Why are the authorities so inept that they can’t stop a runaway ambulance even though the entire city is watching in real time? Why is Danny still in the crime business when he seems well off? And if that’s the case, why can’t Danny just give Will some money instead of pulling him into this ridiculous plot? Why are there so many apple and flower carts placed everywhere for cars to crash though? These are details the film would rather us not think about – it wants us to ride along with the momentum and not worry about whether any of this makes sense.
Although Yahya Abdul-Mateen II and Eiza González make the most of their respective parts, this is really the Jake Gyllenhaal show. Gyllenhaal appears to be having an absolute blast as the anti-hero. His twitchy, hilariously exaggerated performance gives the character of Danny a dangerous spontaneity. Danny is a big talker, always proclaiming that he has a plan even when said plans go haywire. Sometimes it seems Danny talks so much just to convince himself that he will be able to get out of a jam. Danny and Will don’t look like brothers (for obvious reasons) but Danny is so persuasive and wormy that he can manipulate anyone into believing anything. Gyllenhaal doesn’t just make Danny a mustache twirling caricature. He adds just enough charisma and personality so that his heart-to-heart exchanges with Will are just as convincing as when he threatens the police.

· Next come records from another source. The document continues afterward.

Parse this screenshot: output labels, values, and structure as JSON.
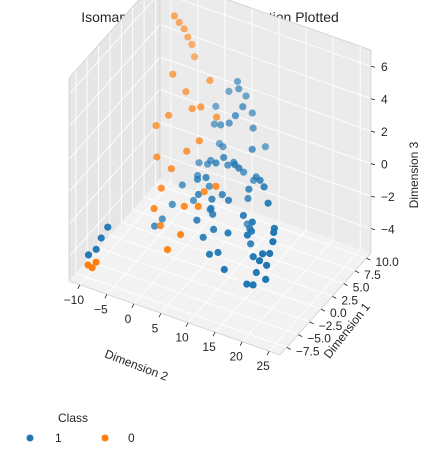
{
  "chart_data": {
    "type": "scatter",
    "projection": "3d",
    "title": "Isomap 3nd Dimension Reduction Plotted",
    "xlabel": "Dimension 2",
    "ylabel": "Dimension 1",
    "zlabel": "Dimension 3",
    "xlim": [
      -12,
      27
    ],
    "ylim": [
      -9,
      11
    ],
    "zlim": [
      -5.5,
      7
    ],
    "xticks": [
      -10,
      -5,
      0,
      5,
      10,
      15,
      20,
      25
    ],
    "xtick_labels": [
      "−10",
      "−5",
      "0",
      "5",
      "10",
      "15",
      "20",
      "25"
    ],
    "yticks": [
      -7.5,
      -5.0,
      -2.5,
      0.0,
      2.5,
      5.0,
      7.5,
      10.0
    ],
    "ytick_labels": [
      "−7.5",
      "−5.0",
      "−2.5",
      "0.0",
      "2.5",
      "5.0",
      "7.5",
      "10.0"
    ],
    "zticks": [
      -4,
      -2,
      0,
      2,
      4,
      6
    ],
    "ztick_labels": [
      "−4",
      "−2",
      "0",
      "2",
      "4",
      "6"
    ],
    "grid": true,
    "legend": {
      "title": "Class",
      "placement": "bottom-left"
    },
    "colors": {
      "1": "#1f77b4",
      "0": "#ff7f0e"
    },
    "series": [
      {
        "name": "1",
        "points": [
          [
            -10.5,
            -6.5,
            -4.5
          ],
          [
            -9.5,
            -6.0,
            -4.2
          ],
          [
            -9.0,
            -5.5,
            -3.6
          ],
          [
            -8.2,
            -5.0,
            -3.0
          ],
          [
            -2.0,
            4.0,
            -2.5
          ],
          [
            0.0,
            5.0,
            -2.0
          ],
          [
            1.0,
            6.0,
            -1.5
          ],
          [
            2.0,
            5.5,
            -1.0
          ],
          [
            3.0,
            4.0,
            -2.0
          ],
          [
            4.0,
            3.0,
            -3.0
          ],
          [
            5.0,
            2.0,
            -2.5
          ],
          [
            6.0,
            1.0,
            -1.5
          ],
          [
            7.0,
            0.0,
            -2.0
          ],
          [
            8.0,
            -1.0,
            -2.5
          ],
          [
            4.5,
            1.5,
            -0.5
          ],
          [
            5.5,
            2.5,
            0.2
          ],
          [
            6.5,
            3.0,
            0.5
          ],
          [
            7.5,
            4.0,
            0.0
          ],
          [
            8.5,
            5.0,
            -0.8
          ],
          [
            9.5,
            6.0,
            -1.5
          ],
          [
            10.0,
            4.0,
            -3.5
          ],
          [
            11.0,
            3.0,
            -1.5
          ],
          [
            12.0,
            2.0,
            -0.5
          ],
          [
            13.0,
            1.0,
            -2.5
          ],
          [
            14.0,
            0.0,
            -3.0
          ],
          [
            15.0,
            -1.0,
            -1.8
          ],
          [
            16.0,
            -2.0,
            -0.8
          ],
          [
            17.0,
            -3.0,
            -2.5
          ],
          [
            18.0,
            -3.5,
            -3.2
          ],
          [
            19.0,
            -4.0,
            -2.2
          ],
          [
            20.0,
            -4.5,
            -1.5
          ],
          [
            21.0,
            -5.0,
            -2.8
          ],
          [
            22.0,
            -6.0,
            -1.5
          ],
          [
            23.0,
            -6.5,
            -0.5
          ],
          [
            24.0,
            -7.0,
            0.5
          ],
          [
            25.0,
            -8.0,
            1.5
          ],
          [
            20.5,
            -2.5,
            -0.5
          ],
          [
            18.5,
            -1.5,
            0.5
          ],
          [
            16.5,
            0.0,
            0.8
          ],
          [
            14.5,
            1.5,
            0.5
          ],
          [
            12.5,
            3.0,
            0.0
          ],
          [
            10.5,
            4.5,
            1.0
          ],
          [
            9.0,
            6.5,
            1.5
          ],
          [
            8.0,
            7.5,
            2.0
          ],
          [
            6.0,
            8.5,
            2.5
          ],
          [
            4.0,
            9.0,
            3.0
          ],
          [
            2.0,
            9.5,
            2.0
          ],
          [
            0.0,
            9.0,
            1.0
          ],
          [
            1.0,
            7.5,
            0.5
          ],
          [
            3.0,
            6.5,
            1.0
          ],
          [
            5.0,
            6.0,
            1.5
          ],
          [
            7.0,
            5.0,
            2.5
          ],
          [
            2.5,
            2.0,
            -1.0
          ],
          [
            3.5,
            1.0,
            -1.5
          ],
          [
            4.5,
            -0.5,
            -2.5
          ],
          [
            6.5,
            -1.5,
            -3.0
          ],
          [
            8.5,
            -2.5,
            -3.5
          ],
          [
            10.5,
            -3.0,
            -3.0
          ],
          [
            12.5,
            -4.0,
            -3.5
          ],
          [
            11.5,
            -2.0,
            -2.0
          ],
          [
            9.5,
            0.5,
            -1.0
          ],
          [
            7.5,
            1.5,
            -1.2
          ],
          [
            13.5,
            -1.0,
            -1.0
          ],
          [
            15.5,
            -2.5,
            -1.5
          ],
          [
            17.5,
            -5.0,
            -3.5
          ],
          [
            19.5,
            -6.0,
            -3.0
          ],
          [
            3.0,
            7.0,
            -0.5
          ],
          [
            1.5,
            8.0,
            -0.8
          ],
          [
            -1.0,
            6.5,
            -1.8
          ],
          [
            -3.0,
            3.0,
            -3.5
          ],
          [
            -4.0,
            2.0,
            -4.2
          ],
          [
            -5.0,
            1.5,
            -4.6
          ],
          [
            0.5,
            3.5,
            -3.0
          ],
          [
            6.0,
            4.5,
            -0.5
          ],
          [
            9.0,
            2.5,
            0.5
          ],
          [
            11.0,
            1.0,
            1.0
          ],
          [
            5.5,
            7.5,
            3.2
          ],
          [
            7.5,
            6.0,
            2.8
          ],
          [
            10.0,
            8.0,
            0.0
          ]
        ]
      },
      {
        "name": "0",
        "points": [
          [
            -9.0,
            -7.5,
            -4.8
          ],
          [
            -9.5,
            -7.8,
            -4.6
          ],
          [
            -8.5,
            -7.2,
            -4.5
          ],
          [
            -6.0,
            7.0,
            6.5
          ],
          [
            -5.5,
            7.5,
            6.0
          ],
          [
            -5.0,
            8.0,
            5.5
          ],
          [
            -4.5,
            8.2,
            5.0
          ],
          [
            -4.0,
            8.5,
            4.5
          ],
          [
            -3.5,
            8.5,
            3.8
          ],
          [
            -5.0,
            5.5,
            3.5
          ],
          [
            -3.0,
            6.0,
            2.5
          ],
          [
            -1.0,
            5.0,
            2.0
          ],
          [
            1.0,
            4.5,
            2.5
          ],
          [
            2.0,
            3.0,
            1.0
          ],
          [
            0.5,
            2.0,
            0.5
          ],
          [
            -1.5,
            1.0,
            -0.5
          ],
          [
            -2.5,
            0.0,
            -1.5
          ],
          [
            -3.0,
            -1.0,
            -2.5
          ],
          [
            -1.0,
            -2.0,
            -3.0
          ],
          [
            2.0,
            -4.0,
            -3.5
          ],
          [
            4.0,
            -3.5,
            -2.5
          ],
          [
            6.0,
            -2.0,
            -1.0
          ],
          [
            8.0,
            -0.5,
            0.0
          ],
          [
            5.0,
            0.5,
            -1.0
          ],
          [
            3.0,
            -1.5,
            -1.5
          ],
          [
            -6.0,
            3.0,
            1.0
          ],
          [
            -5.0,
            2.0,
            -0.5
          ],
          [
            -4.5,
            4.0,
            1.5
          ],
          [
            1.0,
            6.5,
            3.5
          ],
          [
            3.5,
            5.0,
            2.0
          ]
        ]
      }
    ]
  }
}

One of Bay’s worst tendencies involves inserting cynical, mean-spirited, and immature material to the point of nihilism. We’ll go along having fun only for a graphic shot of violence, an objectifying shot of a woman, or a homophobic joke pop up and deflate the narrative. While much of this is tampered down in Ambulance, there are instances where the tonal imbalance stick out badly. An opening scene involving child endangerment was a cheap and lazy way to generate an emotional reaction. A certain “surgery” sequence might be the worst set piece we get. Not only is it preposterous, it’s also explicit for no apparent reason other than to be explicit. I know, I know, this is a “Michael Bay Film,” and with that comes an expectation for the ludicrous. I’m all for movies that ask us to suspend believability, but some of these aforementioned bits push the limit a little too far.
Bay’s place in modern blockbuster filmmaking has shifted in the last two decades. At one point, he was seen as a director who was devaluing action with his rapid-fire editing and shaky camera tricks. In recent years, when tentpole franchises – namely superhero properties – are churned out like an assembly line product, a growing fanbase has embraced Bay for his unique style. There is no argument that he makes movies his own way. Whether that’s a good thing remains to be decided. I was mostly entertained with what he does here, despite how exhaustive things get by the latter half. There is a sliding scale of enjoyment with Bay. The fact that Ambulance is one of his better efforts is more of a comment on the genre as a whole than anything else.